Petugas kesehatan menyuntik pasien saat simulasi vaksin COVID-19 di Puskesmas Tapos, Depok, Jawa Barat, Kamis (22/10/2020). Pemkot Depok menggelar simulasi vaksin COVID-19 dalam rangka persiapan vaksinasi yang rencananya akan dilaksanakan bulan November 2020. (Liputan6.com/Herman Zakharia)

Presiden Joko Widodo atau Jokowi mengajak para dokter, perawat, apoteker, dan profesi lainnya membantu menyukseskan pelaksanaan vaksinasi Covid-19.
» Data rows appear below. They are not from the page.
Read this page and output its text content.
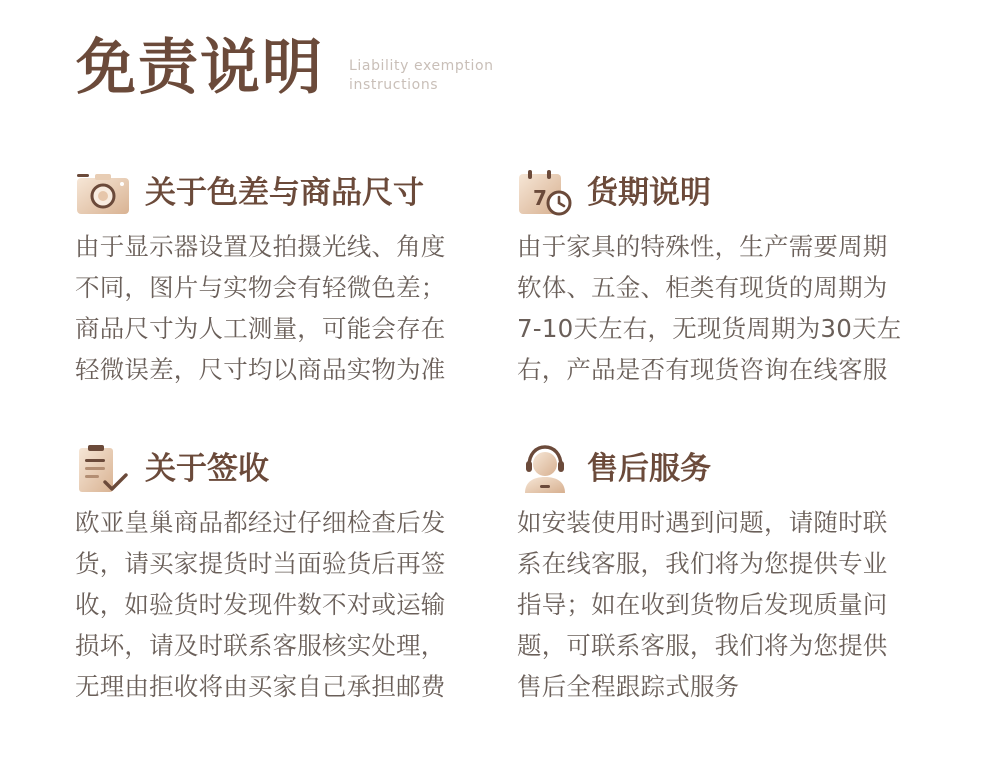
免责说明 Liability exemption
instructions
关于色差与商品尺寸
由于显示器设置及拍摄光线、角度
不同，图片与实物会有轻微色差；
商品尺寸为人工测量，可能会存在
轻微误差，尺寸均以商品实物为准
7 货期说明
由于家具的特殊性，生产需要周期
软体、五金、柜类有现货的周期为
7-10天左右，无现货周期为30天左
右，产品是否有现货咨询在线客服
关于签收
欧亚皇巢商品都经过仔细检查后发
货，请买家提货时当面验货后再签
收，如验货时发现件数不对或运输
损坏，请及时联系客服核实处理，
无理由拒收将由买家自己承担邮费
售后服务
如安装使用时遇到问题，请随时联
系在线客服，我们将为您提供专业
指导；如在收到货物后发现质量问
题，可联系客服，我们将为您提供
售后全程跟踪式服务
Hal ini disampaikan Jokowi saat memberikan sambutan dalam Rapat Kerja Nasional (Rakernas) dan Pertemuan Ilmiah Tahunan Ikatan Apoteker Indonesia secara virtual, Kamis (5/11/2020).

"Saya mengajak peran serta dalam rantai produksi, distribusi, dan pelayanan vaksinasi dengan memberikan pelatihan teknis terkait penanganan vaksin, serta bisa berperan menjadi promotor dan memberikan edukasi tentang vaksin," kata Jokowi dikutip dari siaran pers Sekretariat Presiden.

Dia turut mengajak semua pihak untuk bersama-sama melakukan reformasi sistem kesehatan nasional secara besar-besaran. Reformasi tersebut mencakup kemandirian obat dan bahan baku obat yang diharapkan dapat segera dicapai.

Jokowi mengatakan, sekitar 90 persen obat dan bahan baku obat masih mengandalkan impor. Padahal, Indonesia sangat kaya dengan keberagaman hayati baik di daratan maupun di lautan.

"Hal ini jelas memboroskan devisa negara, menambah defisit neraca transaksi berjalan, dan membuat industri farmasi dalam negeri tidak bisa tumbuh dengan baik," ujar Jokowi.

Untuk itu, Jokowi meminta agar kemandirian dalam industri obat-obatan dan alat kesehatan menjadi prioritas bersama. Hal ini dilakukan dengan cara-cara yang luar biasa di tengah pandemi Covid-19 yang saat ini terjadi.